FLUVIAL - Canal Seine-Nord Europe : le titanesque chantier de « l'autoroute fluviale » entre dans le dur
Les Echos - 7 janvier 2026
[…] Après plusieurs décennies de gestation, le chantier du canal Seine-Nord Europe entre dans une phase décisive. Cette infrastructure fluviale de plus de 100 kilomètres, conçue pour accueillir des péniches de très grand gabarit pouvant transporter jusqu'à 4 400 tonnes de marchandises, doit relier la Seine au réseau fluvial du nord de l'Europe et connecter Paris aux grands ports belges et néerlandais. Les travaux vont fortement s'intensifier à partir de 2026, avec un objectif de mise en service à l'horizon 2032, même si la mise en eau complète n'est pas attendue avant 2033.
Le projet traverse quatre départements des Hauts-de-France et concerne directement 64 communes. Depuis 2022, les premiers ouvrages sortent de terre : déviations de cours d'eau, construction de ponts, écluses et routes nouvelles.

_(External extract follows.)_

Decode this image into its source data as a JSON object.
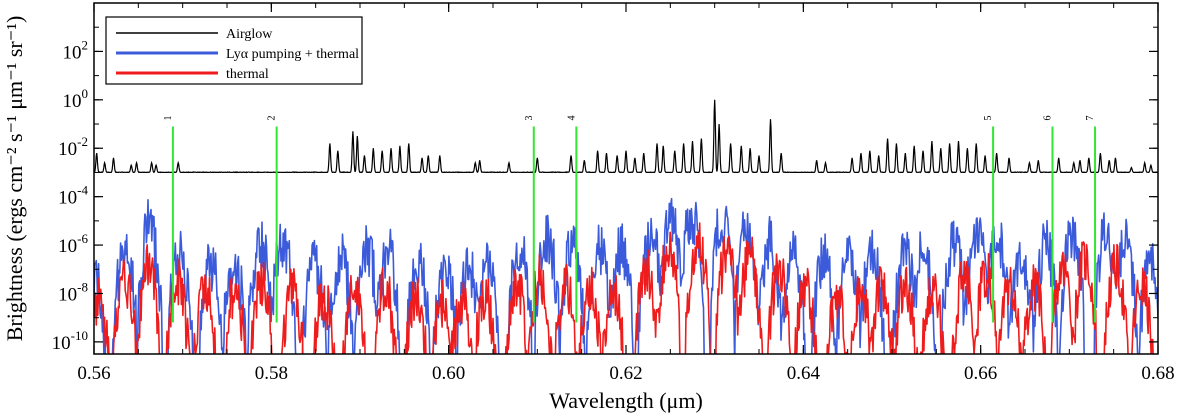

A terme, le canal comptera sept écluses, trois ponts-canaux – dont le plus long d'Europe –, une soixantaine de franchissements de routes ou de voies ferrées, quatre ports intérieurs, ainsi qu'une retenue d'eau de 14 millions de mètres cubes. Le percement principal du canal, sur plus de 3 000 hectares, doit encore débuter, les plus gros travaux étant programmés à partir de 2027.
Présenté comme une « autoroute fluviale », le canal vise à désengorger les axes routiers et à favoriser le report modal. En France, plus de 85 % du transport de marchandises s'effectue encore par la route, contre jusqu'à 20 % par voie fluviale en Belgique ou aux Pays-Bas. L'objectif affiché est de retirer environ 500 000 camions par an des routes, tout en améliorant la compétitivité logistique nationale.
Les attentes économiques sont fortes. Les collectivités régionales, les ports et les acteurs industriels misent sur la création d'activités autour des futurs ports intérieurs et sur un potentiel de 15 000 emplois. En Normandie et en Île-de-France, les ports de l'axe Seine se préparent déjà à cette nouvelle donne. Haropa Port investit dans ses infrastructures fluviales afin de renforcer l'attractivité du Havre face à la concurrence des ports du nord de l'Europe, avec notamment un accès direct à la mer pour les barges prévues à l'horizon 2027.
Le canal est également perçu comme un outil de réindustrialisation. Plusieurs acteurs estiment qu'une offre de transport fluvial massifiée et compétitive pourrait inciter des industriels à relocaliser certaines productions le long de la vallée de la Seine. Toutefois, la réussite du projet suppose d'anticiper l'après-ouverture : développement de la flotte fluviale, formation de la main-d'œuvre, organisation des chaînes logistiques et articulation avec les ports maritimes.
Le financement demeure un enjeu majeur. Initialement évalué à 5,1 milliards d'euros en 2019, le coût du projet est désormais estimé à 7,3 milliards d'euros, avec un risque de dépassement pouvant atteindre 8 milliards à l'horizon 2033. L'Union européenne, premier financeur, s'est engagée à hauteur de 50 % et considère le canal comme un maillon stratégique des grands corridors de transport européens. Sans ce soutien, le projet n'aurait pu voir le jour.
Malgré cet appui, le canal suscite aussi des oppositions locales et environnementales. Gestion de l'eau, artificialisation des terres agricoles, impacts écologiques et pertinence des projections de trafic font l'objet de critiques. Plusieurs recours ont été déposés et une décision de justice est attendue en 2026. Entre promesses de transformation économique et interrogations environnementales, le canal Seine-Nord Europe s'impose ainsi comme l'un des projets d'infrastructure les plus emblématiques et les plus débattus de la décennie.